Nun ist im Beschwerdefall die Beurteilung einer unzureichenden Zielstrebigkeit des Beschwerdeführers schon deshalb nicht nachvollziehbar, weil der angefochtene Bescheid nicht erkennen lässt, weshalb es der Person, welche eine entsprechende Tätigkeit - unbestritten, ernsthaft und durch einschlägige Handlungen dokumentiert - aufzunehmen beabsichtigt, verwehrt sein sollte, die Vorbereitungsphase ihres künftigen Betriebes nach eigenen Vorstellungen zu gestalten. So hat die belangte Behörde nicht dargetan, weshalb es dem Beschwerdeführer im Zusammenhang mit der Beurteilung der Frage, ob eine (künftige) werbende Betätigung und (schon) die damit in Zusammenhang stehende Vorbereitungsphase als Einkunftsquelle zu beurteilen ist, verwehrt sein sollte, den Betrieb nach eigenen Vorstellungen, etwa langsam und mit möglichst geringen Fremdmitteln aufzubauen oder auch, Räumlichkeiten für eine geeignete Werkstätte im Nahebereich seiner Wohnung zu suchen. Soweit die belangte Behörde dazu meint, der Beschwerdeführer habe die "Betriebsführung" nicht organisiert, um "so umgehend wie möglich Gewinne zu erwirtschaften", ist darauf hinzuweisen, dass auch eine auf hohen Fremdmitteln aufgebaute Betriebsführung die umgehende Erwirtschaftung von Gewinnen noch nicht sicherstellt. Zur Argumentation der belangten Behörde, der Beschwerdeführer sei über Jahre hinweg (1981 bis 1988) mit "seinen Produkten am Markt nahezu nicht präsent" gewesen, ist darauf hinzuweisen, dass der Beschwerdeführer im überwiegenden Teil dieses Zeitraumes die Vorbereitungsphase noch nicht abgeschlossen hatte, zumal er im Verwaltungsverfahren vorgetragen hatte, für "seine Produkte" mehrere Jahre luftgetrocknetes Holz, welches ihm damals noch nicht zur Verfügung gestanden sei, zu benötigen. Die belangte Behörde stellt nicht in Abrede, dass der Beschwerdeführer auch im Hinblick auf diese, für seine Produkte erforderliche Holzqualität, eine längere Vorbereitungsphase benötigte.

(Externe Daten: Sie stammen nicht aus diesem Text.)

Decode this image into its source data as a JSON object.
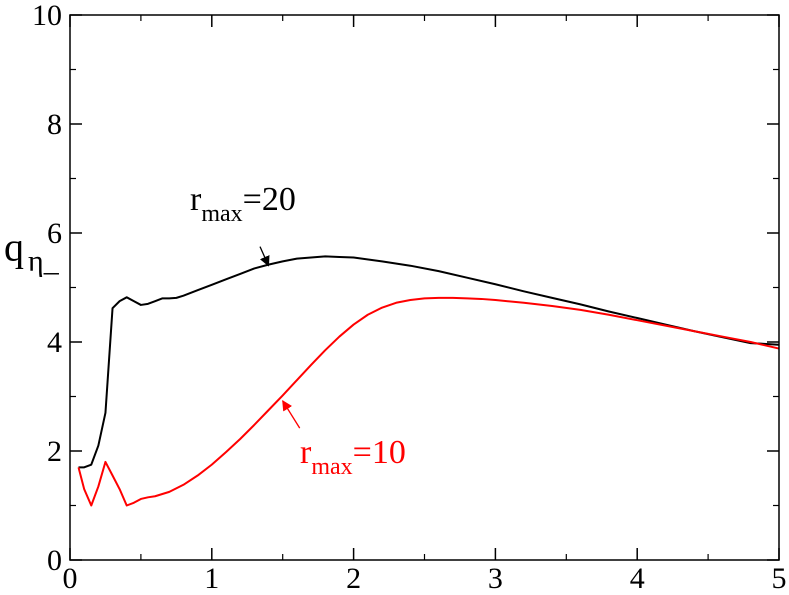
{
  "chart_data": {
    "type": "line",
    "xlabel": "",
    "ylabel": "q",
    "ylabel_subscript": "η_",
    "xlim": [
      0,
      5
    ],
    "ylim": [
      0,
      10
    ],
    "xticks": [
      0,
      1,
      2,
      3,
      4,
      5
    ],
    "yticks": [
      0,
      2,
      4,
      6,
      8,
      10
    ],
    "xtick_labels": [
      "0",
      "1",
      "2",
      "3",
      "4",
      "5"
    ],
    "ytick_labels": [
      "0",
      "2",
      "4",
      "6",
      "8",
      "10"
    ],
    "grid": false,
    "series": [
      {
        "color": "#000000",
        "x": [
          0.06,
          0.1,
          0.15,
          0.2,
          0.25,
          0.3,
          0.35,
          0.4,
          0.45,
          0.5,
          0.55,
          0.6,
          0.65,
          0.7,
          0.75,
          0.8,
          0.9,
          1.0,
          1.1,
          1.2,
          1.3,
          1.4,
          1.5,
          1.6,
          1.7,
          1.8,
          1.9,
          2.0,
          2.2,
          2.4,
          2.6,
          2.8,
          3.0,
          3.2,
          3.4,
          3.6,
          3.8,
          4.0,
          4.2,
          4.4,
          4.6,
          4.8,
          5.0
        ],
        "y": [
          1.7,
          1.7,
          1.75,
          2.1,
          2.7,
          4.62,
          4.75,
          4.82,
          4.75,
          4.68,
          4.7,
          4.75,
          4.8,
          4.8,
          4.81,
          4.85,
          4.95,
          5.05,
          5.15,
          5.25,
          5.35,
          5.42,
          5.48,
          5.53,
          5.55,
          5.57,
          5.56,
          5.55,
          5.48,
          5.4,
          5.3,
          5.18,
          5.06,
          4.93,
          4.81,
          4.69,
          4.56,
          4.44,
          4.32,
          4.2,
          4.09,
          3.98,
          3.95
        ]
      },
      {
        "color": "#ff0000",
        "x": [
          0.06,
          0.1,
          0.15,
          0.2,
          0.25,
          0.3,
          0.35,
          0.4,
          0.45,
          0.5,
          0.55,
          0.6,
          0.7,
          0.8,
          0.9,
          1.0,
          1.1,
          1.2,
          1.3,
          1.4,
          1.5,
          1.6,
          1.7,
          1.8,
          1.9,
          2.0,
          2.1,
          2.2,
          2.3,
          2.4,
          2.5,
          2.6,
          2.7,
          2.8,
          2.9,
          3.0,
          3.2,
          3.4,
          3.6,
          3.8,
          4.0,
          4.2,
          4.4,
          4.6,
          4.8,
          5.0
        ],
        "y": [
          1.7,
          1.3,
          1.0,
          1.35,
          1.8,
          1.55,
          1.3,
          1.0,
          1.05,
          1.12,
          1.15,
          1.17,
          1.25,
          1.38,
          1.55,
          1.75,
          1.98,
          2.22,
          2.48,
          2.75,
          3.02,
          3.3,
          3.58,
          3.85,
          4.1,
          4.32,
          4.5,
          4.63,
          4.72,
          4.77,
          4.8,
          4.81,
          4.81,
          4.8,
          4.79,
          4.77,
          4.72,
          4.66,
          4.59,
          4.5,
          4.4,
          4.3,
          4.2,
          4.1,
          4.0,
          3.88
        ]
      }
    ],
    "annotations": [
      {
        "text_main": "r",
        "text_sub": "max",
        "text_tail": "=20",
        "color": "#000000",
        "arrow_from": [
          1.34,
          5.75
        ],
        "arrow_to": [
          1.4,
          5.4
        ]
      },
      {
        "text_main": "r",
        "text_sub": "max",
        "text_tail": "=10",
        "color": "#ff0000",
        "arrow_from": [
          1.62,
          2.42
        ],
        "arrow_to": [
          1.5,
          2.92
        ]
      }
    ]
  }
}
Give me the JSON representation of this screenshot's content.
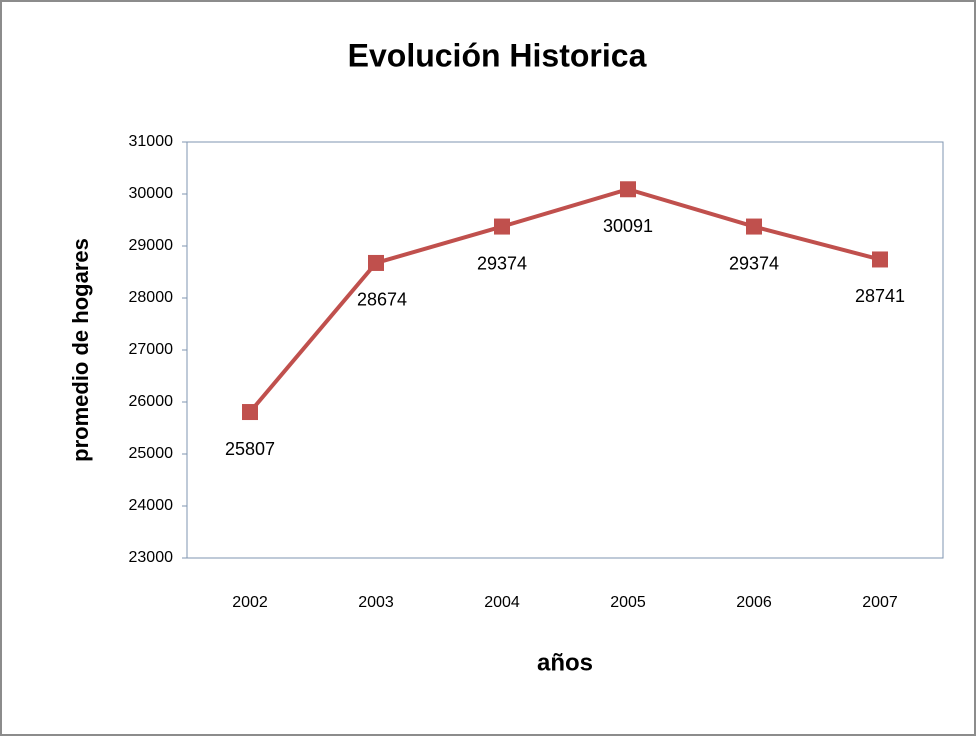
{
  "chart_data": {
    "type": "line",
    "title": "Evolución Historica",
    "x_label": "años",
    "y_label": "promedio de hogares",
    "categories": [
      "2002",
      "2003",
      "2004",
      "2005",
      "2006",
      "2007"
    ],
    "series": [
      {
        "name": "promedio de hogares",
        "color": "#c0504d",
        "values": [
          25807,
          28674,
          29374,
          30091,
          29374,
          28741
        ]
      }
    ],
    "ylim": [
      23000,
      31000
    ],
    "yticks": [
      23000,
      24000,
      25000,
      26000,
      27000,
      28000,
      29000,
      30000,
      31000
    ],
    "grid": false,
    "legend": false
  }
}
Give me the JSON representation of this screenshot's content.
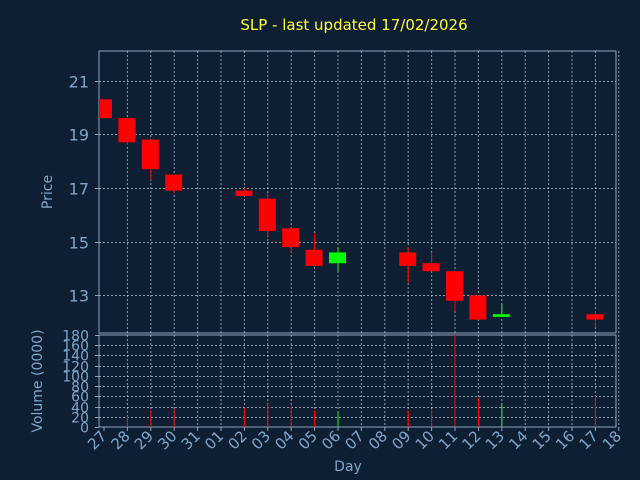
{
  "colors": {
    "background": "#0f1f33",
    "title": "#ffff33",
    "axis_text": "#7ea6c9",
    "frame": "#8fa3b8",
    "grid": "#c0c8d0",
    "down": "#ff0000",
    "up": "#00ff00"
  },
  "chart_data": {
    "type": "candlestick",
    "title": "SLP - last updated 17/02/2026",
    "xlabel": "Day",
    "price_axis": {
      "label": "Price",
      "ylim": [
        11.6,
        22.1
      ],
      "ticks": [
        13,
        15,
        17,
        19,
        21
      ]
    },
    "volume_axis": {
      "label": "Volume (0000)",
      "ylim": [
        0,
        180
      ],
      "ticks": [
        0,
        20,
        40,
        60,
        80,
        100,
        120,
        140,
        160,
        180
      ]
    },
    "x_ticks": [
      "27",
      "28",
      "29",
      "30",
      "31",
      "01",
      "02",
      "03",
      "04",
      "05",
      "06",
      "07",
      "08",
      "09",
      "10",
      "11",
      "12",
      "13",
      "14",
      "15",
      "16",
      "17",
      "18"
    ],
    "grid": true,
    "candles": [
      {
        "day": "27",
        "open": 20.3,
        "high": 20.3,
        "low": 19.6,
        "close": 19.6,
        "volume": 0
      },
      {
        "day": "28",
        "open": 19.6,
        "high": 19.6,
        "low": 18.6,
        "close": 18.7,
        "volume": 22
      },
      {
        "day": "29",
        "open": 18.8,
        "high": 18.8,
        "low": 17.3,
        "close": 17.7,
        "volume": 33
      },
      {
        "day": "30",
        "open": 17.5,
        "high": 17.5,
        "low": 16.8,
        "close": 16.9,
        "volume": 35
      },
      {
        "day": "02",
        "open": 16.9,
        "high": 17.0,
        "low": 16.7,
        "close": 16.7,
        "volume": 38
      },
      {
        "day": "03",
        "open": 16.6,
        "high": 16.8,
        "low": 15.2,
        "close": 15.4,
        "volume": 45
      },
      {
        "day": "04",
        "open": 15.5,
        "high": 15.5,
        "low": 14.6,
        "close": 14.8,
        "volume": 42
      },
      {
        "day": "05",
        "open": 14.7,
        "high": 15.3,
        "low": 14.1,
        "close": 14.1,
        "volume": 33
      },
      {
        "day": "06",
        "open": 14.2,
        "high": 14.8,
        "low": 13.9,
        "close": 14.6,
        "volume": 30
      },
      {
        "day": "09",
        "open": 14.6,
        "high": 14.8,
        "low": 13.5,
        "close": 14.1,
        "volume": 32
      },
      {
        "day": "10",
        "open": 14.2,
        "high": 14.6,
        "low": 13.9,
        "close": 13.9,
        "volume": 35
      },
      {
        "day": "11",
        "open": 13.9,
        "high": 13.9,
        "low": 12.4,
        "close": 12.8,
        "volume": 180
      },
      {
        "day": "12",
        "open": 13.0,
        "high": 13.0,
        "low": 12.1,
        "close": 12.1,
        "volume": 58
      },
      {
        "day": "13",
        "open": 12.2,
        "high": 12.7,
        "low": 12.2,
        "close": 12.3,
        "volume": 46
      },
      {
        "day": "17",
        "open": 12.3,
        "high": 12.4,
        "low": 11.8,
        "close": 12.1,
        "volume": 62
      }
    ]
  }
}
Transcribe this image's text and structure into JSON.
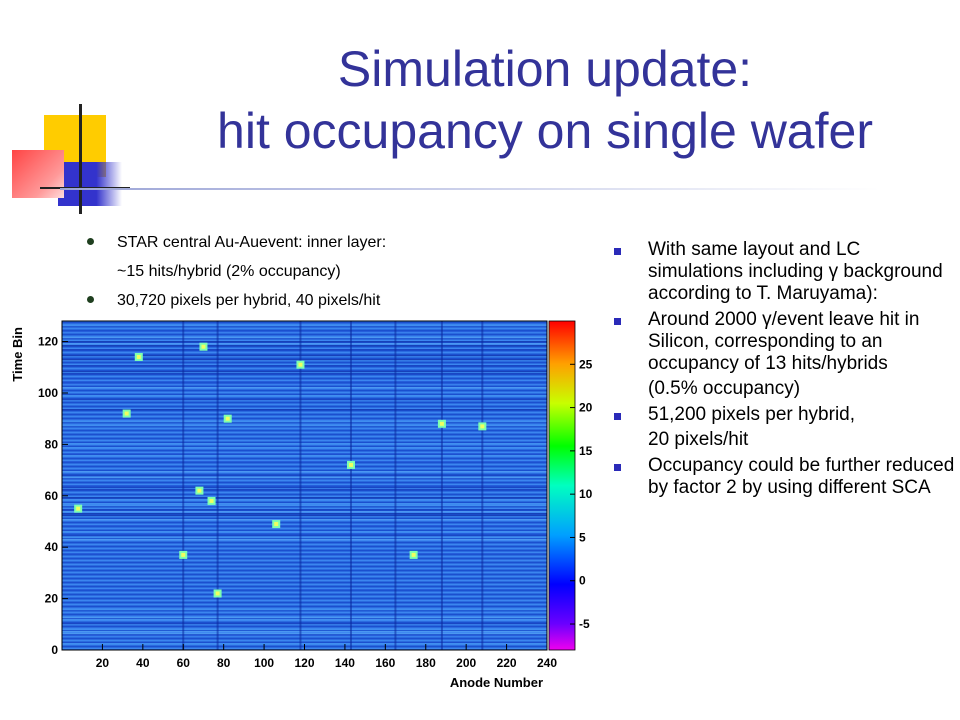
{
  "slide": {
    "title_line1": "Simulation update:",
    "title_line2": "hit occupancy on single wafer",
    "left_bullets": [
      {
        "text": "STAR central Au-Auevent: inner layer:",
        "bullet": true
      },
      {
        "text": "~15 hits/hybrid (2% occupancy)",
        "bullet": false
      },
      {
        "text": "30,720 pixels per hybrid, 40 pixels/hit",
        "bullet": true
      }
    ],
    "right_bullets": [
      {
        "text": "With same layout and LC simulations including γ background according to T. Maruyama):",
        "bullet": true
      },
      {
        "text": "Around 2000 γ/event leave hit in Silicon, corresponding to an occupancy of 13 hits/hybrids",
        "bullet": true
      },
      {
        "text": "(0.5% occupancy)",
        "bullet": false
      },
      {
        "text": "51,200 pixels per hybrid,",
        "bullet": true
      },
      {
        "text": "20 pixels/hit",
        "bullet": false
      },
      {
        "text": "Occupancy could be further reduced by factor 2 by using different SCA",
        "bullet": true
      }
    ]
  },
  "chart_data": {
    "type": "heatmap",
    "xlabel": "Anode Number",
    "ylabel": "Time Bin",
    "xlim": [
      0,
      240
    ],
    "ylim": [
      0,
      128
    ],
    "x_ticks": [
      20,
      40,
      60,
      80,
      100,
      120,
      140,
      160,
      180,
      200,
      220,
      240
    ],
    "y_ticks": [
      0,
      20,
      40,
      60,
      80,
      100,
      120
    ],
    "colorbar_ticks": [
      -5,
      0,
      5,
      10,
      15,
      20,
      25
    ],
    "colorbar_range": [
      -8,
      30
    ],
    "hits": [
      {
        "x": 38,
        "y": 114
      },
      {
        "x": 70,
        "y": 118
      },
      {
        "x": 118,
        "y": 111
      },
      {
        "x": 32,
        "y": 92
      },
      {
        "x": 82,
        "y": 90
      },
      {
        "x": 188,
        "y": 88
      },
      {
        "x": 208,
        "y": 87
      },
      {
        "x": 143,
        "y": 72
      },
      {
        "x": 68,
        "y": 62
      },
      {
        "x": 74,
        "y": 58
      },
      {
        "x": 8,
        "y": 55
      },
      {
        "x": 106,
        "y": 49
      },
      {
        "x": 60,
        "y": 37
      },
      {
        "x": 174,
        "y": 37
      },
      {
        "x": 77,
        "y": 22
      }
    ],
    "streak_columns": [
      60,
      77,
      118,
      143,
      165,
      188,
      208
    ]
  }
}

Nach der Rechtsprechung des Verwaltungsgerichtshofes ist bei Beurteilung der Frage, ob eine Betätigung als Einkunftsquelle oder als Liebhaberei zu beurteilen ist, entscheidend, dass nach der konkreten Art der Wirtschaftsführung spätestens nach einem angemessenen Zeitraum unter Berücksichtigung einer ernsthaften Vorbereitungsphase Gewinne bzw. Einnahmenüberschüsse erzielt und zudem innerhalb eines absehbaren Zeitraumes ein positives steuerliches Gesamtergebnis erwartet werden kann (vgl. auch das hg. Erkenntnis vom , 96/14/0045). Ob diese Voraussetzungen im Beschwerdefall zutreffen, hat die belangte Behörde in Verkennung der Rechtslage nicht geprüft.

Der angefochtene Bescheid war daher gemäß § 42 Abs. 2 Z. 1 VwGG wegen Rechtswidrigkeit seines Inhaltes aufzuheben, wobei von der beantragten Verhandlung gemäß § 39 Abs. 2 Z. 6 VwGG abgesehen werden konnte.

Die Kostenentscheidung gründet sich auf die §§ 47 ff VwGG in Verbindung mit der Verordnung BGBl. II Nr. 333/2003.